19 Nov 077 Australian property trusts: Div 6C and CGT rollover relief amendmentsTax Laws Amendment (2007 Measures No 5) Act 2007 received Royal Assent on 25 September 2007. It included a measure that will allow certain stapled entities, such as Australian listed property trusts, to restructure with an interposed head without taxation consequences. CGT rollover will be provided to investors in a stapled group where a unit trust has been interposed between investors in the stapled group and stapled entities. The amendments apply from the 2006-07 income year.
Taxpayers were previously advised that the ATO would not allocate resources to enforce compliance with the existing law until the proposal had been enacted.

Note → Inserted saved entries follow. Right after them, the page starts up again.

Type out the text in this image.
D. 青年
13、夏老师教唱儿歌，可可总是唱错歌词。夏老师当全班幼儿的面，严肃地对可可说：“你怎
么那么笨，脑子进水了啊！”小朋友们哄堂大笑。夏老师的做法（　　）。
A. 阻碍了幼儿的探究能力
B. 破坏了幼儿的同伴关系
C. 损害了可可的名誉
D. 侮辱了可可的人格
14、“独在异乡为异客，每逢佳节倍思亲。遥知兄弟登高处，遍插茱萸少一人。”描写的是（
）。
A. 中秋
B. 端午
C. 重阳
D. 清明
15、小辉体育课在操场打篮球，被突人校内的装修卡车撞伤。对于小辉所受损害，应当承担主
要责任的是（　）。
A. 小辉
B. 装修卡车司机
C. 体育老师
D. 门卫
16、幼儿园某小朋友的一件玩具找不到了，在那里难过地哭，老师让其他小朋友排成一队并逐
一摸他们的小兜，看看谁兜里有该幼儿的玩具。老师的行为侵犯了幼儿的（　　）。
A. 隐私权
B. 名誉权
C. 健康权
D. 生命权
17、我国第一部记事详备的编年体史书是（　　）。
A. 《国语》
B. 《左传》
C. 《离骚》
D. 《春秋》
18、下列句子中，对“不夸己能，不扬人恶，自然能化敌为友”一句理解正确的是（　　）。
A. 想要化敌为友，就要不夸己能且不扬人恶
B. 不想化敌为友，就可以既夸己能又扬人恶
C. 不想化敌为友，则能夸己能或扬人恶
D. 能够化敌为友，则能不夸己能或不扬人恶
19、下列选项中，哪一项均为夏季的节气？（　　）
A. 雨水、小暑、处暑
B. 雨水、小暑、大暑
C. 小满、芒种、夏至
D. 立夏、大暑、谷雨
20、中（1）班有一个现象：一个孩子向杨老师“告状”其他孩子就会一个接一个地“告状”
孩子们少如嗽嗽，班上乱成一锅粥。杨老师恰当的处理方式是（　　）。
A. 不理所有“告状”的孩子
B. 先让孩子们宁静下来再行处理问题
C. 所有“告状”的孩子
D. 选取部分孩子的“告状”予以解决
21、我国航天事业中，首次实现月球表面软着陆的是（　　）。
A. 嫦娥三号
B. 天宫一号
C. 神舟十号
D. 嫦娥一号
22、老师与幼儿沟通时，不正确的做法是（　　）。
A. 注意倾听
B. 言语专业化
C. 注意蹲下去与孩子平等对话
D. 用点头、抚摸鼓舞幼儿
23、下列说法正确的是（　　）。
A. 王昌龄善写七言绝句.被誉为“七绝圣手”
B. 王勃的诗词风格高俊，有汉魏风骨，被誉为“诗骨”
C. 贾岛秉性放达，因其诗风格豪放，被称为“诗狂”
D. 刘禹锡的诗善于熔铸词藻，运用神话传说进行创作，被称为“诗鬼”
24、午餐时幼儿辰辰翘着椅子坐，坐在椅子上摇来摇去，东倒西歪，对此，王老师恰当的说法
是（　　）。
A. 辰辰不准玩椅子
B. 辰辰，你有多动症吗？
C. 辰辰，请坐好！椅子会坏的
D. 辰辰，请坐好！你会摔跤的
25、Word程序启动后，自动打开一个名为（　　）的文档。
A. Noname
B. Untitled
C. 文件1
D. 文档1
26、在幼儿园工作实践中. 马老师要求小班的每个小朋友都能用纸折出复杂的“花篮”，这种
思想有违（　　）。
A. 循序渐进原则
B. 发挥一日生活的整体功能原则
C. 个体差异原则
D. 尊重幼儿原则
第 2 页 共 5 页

The ATO now advises that as the legislation has received Royal Assent, taxpayers should review what actions they have taken and where appropriate seek amendments. Where taxpayers acted reasonably and followed the ATO’s advice, there will be no tax shortfall penalty and, if they then actively seek to amend their return or activity statement within a reasonable time, we will remit the GIC or SIC to nil. Otherwise the full interest will apply from the date of enactment (subject to the 28 day rule which applies to indirect tax law changes). A complete explanation of the Tax Office policy on penalties and interest is contained in Law Administration Practice Statement PS LA 2007/11.